What Is Stock Market?

Well since this is my first post, I’ll start by going back to the basic.

Recently a lot of my friends have started putting their hard earned cash into the stock market, buying up shares of companies. What surprised me is that most of them are just doing it because they “THINK” by putting money into the stock market and money will just keep growing and making profit out of it, without even understanding the fundamental. The irony is that they do not even understand why does a stock market exist in the first place!

What Is Stock Market?

Simply put, stock markets are places where companies are trying to sell their partial ownership to the public investor in the form of shares. Think of it as a supermarket, instead of seeing stall owners selling stuff such as food or vegetables, shares of the companies are being sold for cash to the investors (customers).

Why Do Companies Want To Sell Their Ownership In The Form Of Shares?

The main reason is that a company is selling a portion of the ownership to the public investors in exchange for cash. By gaining access to those cash, the company will be able to expand their business by doing things such as hiring more people, buying new machines and more materials to build more products. As a result, the company will make more money by selling more of those products or providing more services.

However, another underlying reason is also to let the original owners of the companies to get extremely rich by selling part of their ownership.
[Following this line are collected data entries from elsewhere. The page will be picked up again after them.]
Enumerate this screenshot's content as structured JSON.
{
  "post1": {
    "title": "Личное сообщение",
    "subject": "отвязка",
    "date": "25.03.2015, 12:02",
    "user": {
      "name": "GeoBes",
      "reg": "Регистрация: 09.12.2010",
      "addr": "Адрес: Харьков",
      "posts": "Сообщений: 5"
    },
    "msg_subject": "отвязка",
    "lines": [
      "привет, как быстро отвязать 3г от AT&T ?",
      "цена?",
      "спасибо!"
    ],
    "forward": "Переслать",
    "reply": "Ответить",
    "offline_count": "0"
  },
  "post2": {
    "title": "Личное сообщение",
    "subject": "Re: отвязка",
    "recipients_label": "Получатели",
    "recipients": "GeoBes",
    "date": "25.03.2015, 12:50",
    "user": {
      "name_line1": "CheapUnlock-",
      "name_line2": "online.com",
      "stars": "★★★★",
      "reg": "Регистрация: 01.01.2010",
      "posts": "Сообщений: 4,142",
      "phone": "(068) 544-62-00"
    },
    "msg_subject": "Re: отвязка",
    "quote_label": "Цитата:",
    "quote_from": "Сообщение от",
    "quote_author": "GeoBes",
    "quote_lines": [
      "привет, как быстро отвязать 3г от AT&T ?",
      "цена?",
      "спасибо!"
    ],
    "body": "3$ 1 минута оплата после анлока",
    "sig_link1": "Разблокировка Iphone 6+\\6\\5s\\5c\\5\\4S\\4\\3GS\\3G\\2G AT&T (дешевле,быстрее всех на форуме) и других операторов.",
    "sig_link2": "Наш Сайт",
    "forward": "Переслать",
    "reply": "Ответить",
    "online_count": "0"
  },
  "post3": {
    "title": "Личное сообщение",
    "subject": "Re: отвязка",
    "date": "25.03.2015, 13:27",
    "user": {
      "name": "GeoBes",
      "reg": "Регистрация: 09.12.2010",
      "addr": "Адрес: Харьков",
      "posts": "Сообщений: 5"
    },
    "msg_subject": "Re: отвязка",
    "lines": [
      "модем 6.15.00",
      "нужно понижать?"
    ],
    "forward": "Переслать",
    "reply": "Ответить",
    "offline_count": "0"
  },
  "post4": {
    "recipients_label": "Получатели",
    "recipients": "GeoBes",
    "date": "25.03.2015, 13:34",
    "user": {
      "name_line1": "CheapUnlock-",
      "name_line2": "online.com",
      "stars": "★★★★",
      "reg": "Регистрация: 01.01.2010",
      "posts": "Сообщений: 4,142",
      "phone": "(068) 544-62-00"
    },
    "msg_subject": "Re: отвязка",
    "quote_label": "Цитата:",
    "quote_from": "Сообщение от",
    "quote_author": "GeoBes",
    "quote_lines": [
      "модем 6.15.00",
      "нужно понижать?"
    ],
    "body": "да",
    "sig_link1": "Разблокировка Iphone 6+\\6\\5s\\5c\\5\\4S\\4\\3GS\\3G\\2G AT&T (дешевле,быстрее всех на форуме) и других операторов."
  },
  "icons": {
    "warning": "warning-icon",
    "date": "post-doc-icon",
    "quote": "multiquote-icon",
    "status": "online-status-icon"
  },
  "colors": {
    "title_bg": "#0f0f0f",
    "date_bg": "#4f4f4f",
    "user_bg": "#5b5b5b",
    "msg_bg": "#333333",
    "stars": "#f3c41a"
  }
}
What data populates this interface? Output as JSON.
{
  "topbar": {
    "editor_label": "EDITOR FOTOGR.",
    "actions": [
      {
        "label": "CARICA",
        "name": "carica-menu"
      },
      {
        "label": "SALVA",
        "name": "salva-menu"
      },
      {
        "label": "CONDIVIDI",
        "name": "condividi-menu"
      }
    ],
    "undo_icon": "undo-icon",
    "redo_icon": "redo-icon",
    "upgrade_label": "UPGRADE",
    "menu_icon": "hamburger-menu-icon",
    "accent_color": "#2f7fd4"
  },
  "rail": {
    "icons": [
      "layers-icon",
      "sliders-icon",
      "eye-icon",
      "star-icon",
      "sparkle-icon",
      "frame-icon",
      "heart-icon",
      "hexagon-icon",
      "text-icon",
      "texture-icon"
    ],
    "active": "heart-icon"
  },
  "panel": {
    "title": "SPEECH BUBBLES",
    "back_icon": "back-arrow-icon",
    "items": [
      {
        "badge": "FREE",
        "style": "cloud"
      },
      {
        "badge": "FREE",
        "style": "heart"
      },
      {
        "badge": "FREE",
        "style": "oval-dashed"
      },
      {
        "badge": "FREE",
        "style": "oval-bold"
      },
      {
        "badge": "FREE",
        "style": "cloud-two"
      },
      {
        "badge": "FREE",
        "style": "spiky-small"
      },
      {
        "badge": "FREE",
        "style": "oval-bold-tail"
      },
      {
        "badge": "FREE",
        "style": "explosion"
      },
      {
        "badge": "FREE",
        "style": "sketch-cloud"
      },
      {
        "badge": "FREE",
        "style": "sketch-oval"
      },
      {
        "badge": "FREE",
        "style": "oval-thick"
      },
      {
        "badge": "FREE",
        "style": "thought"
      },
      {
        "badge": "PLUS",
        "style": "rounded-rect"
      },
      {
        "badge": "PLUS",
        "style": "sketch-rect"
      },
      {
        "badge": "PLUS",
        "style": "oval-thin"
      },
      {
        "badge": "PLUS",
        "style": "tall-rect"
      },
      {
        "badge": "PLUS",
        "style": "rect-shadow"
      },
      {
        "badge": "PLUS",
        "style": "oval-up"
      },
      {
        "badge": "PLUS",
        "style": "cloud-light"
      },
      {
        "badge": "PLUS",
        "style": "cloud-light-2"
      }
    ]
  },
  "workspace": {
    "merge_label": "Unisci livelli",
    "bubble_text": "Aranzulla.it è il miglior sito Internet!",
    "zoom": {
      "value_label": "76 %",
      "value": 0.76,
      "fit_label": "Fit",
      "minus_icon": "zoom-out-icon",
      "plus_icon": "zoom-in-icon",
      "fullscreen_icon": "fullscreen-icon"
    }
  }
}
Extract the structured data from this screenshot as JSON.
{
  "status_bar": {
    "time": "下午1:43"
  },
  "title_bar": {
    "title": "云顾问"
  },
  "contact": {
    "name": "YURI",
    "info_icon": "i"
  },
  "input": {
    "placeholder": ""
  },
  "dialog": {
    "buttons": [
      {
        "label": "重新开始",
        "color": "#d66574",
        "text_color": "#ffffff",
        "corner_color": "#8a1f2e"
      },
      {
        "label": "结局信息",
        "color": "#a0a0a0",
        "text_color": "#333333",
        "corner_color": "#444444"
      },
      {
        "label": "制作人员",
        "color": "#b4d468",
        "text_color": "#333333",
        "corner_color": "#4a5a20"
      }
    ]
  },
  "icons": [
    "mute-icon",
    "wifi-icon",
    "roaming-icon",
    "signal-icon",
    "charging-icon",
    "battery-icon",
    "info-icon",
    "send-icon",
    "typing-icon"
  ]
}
Think about it, all the owners, who have invested so much money into setting up the business, would definitely want to make all those money back as soon as possible. By making their company going public, they can manage the company, and at the same time getting back all their invested capital. Plus, if the company is running a very very very good business, investors are willing to pay and buy the shares at any price. So, the owner, instead of getting back all their invested capital at 100 percent, they might even get it back at 500 percent or more!

Why Would Public Investor Want To Invest In the Company? 

Shares are sold at certain price, rightfully if the company is making good profit and growing consistently. The value of the company will grow, so as the share price of the company. If the share price rises significantly, the investor can make solid profit by reselling the shares to other investors. Also, some companies will also return cash to the investors in the form of dividend periodically, generating passive income for the investors.

However, if the company business is doing badly for whatever reason, share price will drop as there is a potential chance that the company might even go bankrupt! If it does happen, it is possible for investors to lose all the money they have invested.

How Would Investors Judge Whether The Company Is Doing Good Or Bad?

Public Companies are required to publish financial reports quarterly to the public. They will also hosted public general meeting where shareholders are able to attend to get to know more about the companies. Anytime, Investors can also send in questions and request for information.